経験のある人から、判断の理由を学ぶ。
仕事をしていると、自分より多くの経験や知識を持つ人に出会うことがあります。
同じ図面を見ても、注意すべき部分へすぐに気づく。
問題が起きたときに、原因の可能性を素早く整理する。
加工、仕上げ、検査、その先の使用まで考えて判断する。
そのような人の仕事を見ると、経験の差を感じることがあります。
(株)アリスでは、その差を自分に足りないものとして落ち込むのではなく、学ぶ機会として捉えることを大切にしています。
結果だけを見ると、「経験があるから分かるのだろう」で終わってしまいます。
しかし、本当に学ぶためには、その人がどこを見て、何を考え、どのような順番で判断したのかを知る必要があります。
なぜ、その寸法を最初に確認したのか。
なぜ、加工を続けずに一度止めたのか。
なぜ、別の材料や工程を提案したのか。
判断の背景を聞くことで、表面からは見えなかった考え方が分かります。
ものづくりの技術は、設備の操作方法や数値だけで構成されているものではありません。
過去に経験した失敗。
材料ごとの特徴。
加工中に現れる小さな変化。
後工程で起こりやすい問題。
多くの経験が結びつき、一つの判断として表れています。
その考え方を観察し、自分の仕事でも試してみることで、少しずつ判断できる範囲が広がります。

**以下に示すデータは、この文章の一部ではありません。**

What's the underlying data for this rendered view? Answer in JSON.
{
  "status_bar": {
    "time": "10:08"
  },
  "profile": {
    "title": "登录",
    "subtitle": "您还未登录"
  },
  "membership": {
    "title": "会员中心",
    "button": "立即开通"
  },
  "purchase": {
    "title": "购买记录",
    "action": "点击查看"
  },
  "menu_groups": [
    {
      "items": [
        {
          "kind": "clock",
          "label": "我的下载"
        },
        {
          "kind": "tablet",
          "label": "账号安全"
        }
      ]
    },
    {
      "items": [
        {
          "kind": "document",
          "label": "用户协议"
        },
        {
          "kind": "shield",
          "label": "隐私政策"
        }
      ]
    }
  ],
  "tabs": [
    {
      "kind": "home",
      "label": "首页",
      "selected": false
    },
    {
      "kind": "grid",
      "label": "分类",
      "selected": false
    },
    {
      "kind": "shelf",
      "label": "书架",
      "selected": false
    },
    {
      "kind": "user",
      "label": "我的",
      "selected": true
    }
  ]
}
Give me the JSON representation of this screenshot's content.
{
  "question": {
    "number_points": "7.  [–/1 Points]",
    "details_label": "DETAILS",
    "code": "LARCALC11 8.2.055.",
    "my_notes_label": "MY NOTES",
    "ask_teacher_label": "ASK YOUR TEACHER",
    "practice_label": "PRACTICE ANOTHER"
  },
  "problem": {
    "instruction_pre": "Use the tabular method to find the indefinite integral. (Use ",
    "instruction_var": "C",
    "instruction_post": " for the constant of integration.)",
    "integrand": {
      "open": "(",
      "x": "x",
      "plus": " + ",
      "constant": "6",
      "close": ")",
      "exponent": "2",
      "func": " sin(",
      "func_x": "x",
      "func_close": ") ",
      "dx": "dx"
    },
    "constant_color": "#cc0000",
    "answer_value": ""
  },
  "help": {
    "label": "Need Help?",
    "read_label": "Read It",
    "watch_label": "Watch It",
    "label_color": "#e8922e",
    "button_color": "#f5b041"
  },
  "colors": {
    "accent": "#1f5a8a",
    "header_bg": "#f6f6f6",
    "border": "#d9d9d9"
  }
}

もちろん、経験のある人の方法を、そのまま真似すればよいわけではありません。
材料や形状、設備、求める品質が変われば、同じ方法が適さない場合もあります。
大切なのは、行動だけを覚えるのではなく、なぜその判断になったのかを理解することです。
理由が分かれば、条件の違う仕事にも応用できます。
(株)アリスでは、経験を個人の中だけに残さず、会話や仕事の共有を通じて次へつなげることを大切にしています。
優れた判断に出会ったとき、その結果だけを評価するのではなく、考え方まで学ぶ。
その積み重ねが、一人ひとりの判断力を高め、ものづくり全体の品質につながると考えています。